Security researchers at Jamf report that the zero-day exploit has been used in in-the-wild attacks, by a version of the Shlayer adware dropper, as far back as January 9 2021.
Separately, a different vulnerability in macOS Gatekeeper has been discovered that could also allow malicious apps to bypass security checks – when wrapped in a ZIP file.
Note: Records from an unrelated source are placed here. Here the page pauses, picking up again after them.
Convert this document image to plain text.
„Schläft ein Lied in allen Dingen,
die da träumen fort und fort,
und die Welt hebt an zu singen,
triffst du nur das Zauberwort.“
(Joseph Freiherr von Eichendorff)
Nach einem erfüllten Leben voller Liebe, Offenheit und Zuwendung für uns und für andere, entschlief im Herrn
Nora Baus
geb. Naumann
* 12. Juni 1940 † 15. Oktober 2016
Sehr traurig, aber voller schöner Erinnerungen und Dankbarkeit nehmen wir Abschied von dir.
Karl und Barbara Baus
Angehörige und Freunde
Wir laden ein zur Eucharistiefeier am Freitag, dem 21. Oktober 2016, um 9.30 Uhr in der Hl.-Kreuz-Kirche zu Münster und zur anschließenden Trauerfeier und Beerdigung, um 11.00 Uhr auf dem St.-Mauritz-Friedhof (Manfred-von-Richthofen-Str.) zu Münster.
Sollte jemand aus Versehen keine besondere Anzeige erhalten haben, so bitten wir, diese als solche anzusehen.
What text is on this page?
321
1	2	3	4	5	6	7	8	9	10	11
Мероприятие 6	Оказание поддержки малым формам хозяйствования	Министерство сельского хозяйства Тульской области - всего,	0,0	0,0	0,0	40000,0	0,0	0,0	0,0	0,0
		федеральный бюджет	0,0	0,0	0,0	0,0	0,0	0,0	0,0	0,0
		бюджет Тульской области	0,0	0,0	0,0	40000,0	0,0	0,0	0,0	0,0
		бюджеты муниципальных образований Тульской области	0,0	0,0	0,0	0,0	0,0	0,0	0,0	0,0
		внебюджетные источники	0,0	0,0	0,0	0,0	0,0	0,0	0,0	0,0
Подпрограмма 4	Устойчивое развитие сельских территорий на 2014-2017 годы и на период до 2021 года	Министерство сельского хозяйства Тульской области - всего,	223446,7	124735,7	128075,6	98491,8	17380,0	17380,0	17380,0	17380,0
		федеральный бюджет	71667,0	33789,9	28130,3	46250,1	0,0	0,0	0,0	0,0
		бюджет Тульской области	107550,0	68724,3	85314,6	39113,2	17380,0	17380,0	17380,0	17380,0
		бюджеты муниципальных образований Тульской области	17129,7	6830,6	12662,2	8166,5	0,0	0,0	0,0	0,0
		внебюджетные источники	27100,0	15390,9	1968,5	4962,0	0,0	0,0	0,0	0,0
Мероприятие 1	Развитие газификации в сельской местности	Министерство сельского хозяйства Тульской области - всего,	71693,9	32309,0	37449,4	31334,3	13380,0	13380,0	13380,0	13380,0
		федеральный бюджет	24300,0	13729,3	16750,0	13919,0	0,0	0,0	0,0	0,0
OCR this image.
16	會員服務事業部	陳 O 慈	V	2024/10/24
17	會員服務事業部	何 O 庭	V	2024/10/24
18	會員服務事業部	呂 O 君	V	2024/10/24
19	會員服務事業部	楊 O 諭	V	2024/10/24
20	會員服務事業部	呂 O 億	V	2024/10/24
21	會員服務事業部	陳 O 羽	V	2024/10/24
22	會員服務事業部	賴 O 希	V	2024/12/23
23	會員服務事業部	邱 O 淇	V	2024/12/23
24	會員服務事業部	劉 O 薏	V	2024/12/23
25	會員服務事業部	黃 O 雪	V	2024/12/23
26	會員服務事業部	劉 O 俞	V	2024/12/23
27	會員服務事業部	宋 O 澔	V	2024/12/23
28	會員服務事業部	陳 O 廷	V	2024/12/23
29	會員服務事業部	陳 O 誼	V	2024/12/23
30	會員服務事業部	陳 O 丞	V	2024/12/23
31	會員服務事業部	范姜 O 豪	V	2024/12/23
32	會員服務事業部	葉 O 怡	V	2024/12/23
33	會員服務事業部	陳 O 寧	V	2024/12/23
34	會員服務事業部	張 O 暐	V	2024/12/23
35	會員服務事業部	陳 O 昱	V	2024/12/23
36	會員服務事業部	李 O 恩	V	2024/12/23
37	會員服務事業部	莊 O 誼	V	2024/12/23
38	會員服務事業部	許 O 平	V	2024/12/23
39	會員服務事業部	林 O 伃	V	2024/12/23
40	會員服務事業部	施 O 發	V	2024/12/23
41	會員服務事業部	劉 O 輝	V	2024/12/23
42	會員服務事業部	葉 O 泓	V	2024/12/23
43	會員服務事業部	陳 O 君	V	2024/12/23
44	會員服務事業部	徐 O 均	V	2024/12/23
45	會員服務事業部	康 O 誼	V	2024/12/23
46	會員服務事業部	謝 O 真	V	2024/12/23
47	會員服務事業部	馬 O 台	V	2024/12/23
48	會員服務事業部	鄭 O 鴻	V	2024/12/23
The vulnerability, dubbed CVE-2021-1810, was found by the boffins at F-Secure in December 2020, could be exploited by any software stored within a specially-crafted ZIP file.
Apple patched the flaw found by F-Secure’s experts in updates issued this week: macOS Big Sur 11.3 and Security Update 2021-002 for macOS Catalina.
The vulnerability discovered by Cedric Owens was also patched at the same time.
Although no evidence has been seen of malicious attacks exploiting the CVE-2021-1810 flaw, it obviously makes good sense to protect against both vulnerabilities by updating the operating system on your Macs and MacBooks at the earliest opportunity.
F-Secure says that it is not releasing full details of the vulnerability it uncovered at the moment, as it waits for more users to update their vulnerable devices.
In addition, the firm notes that applications downloaded from Apple’s App Store are not affected by this issue.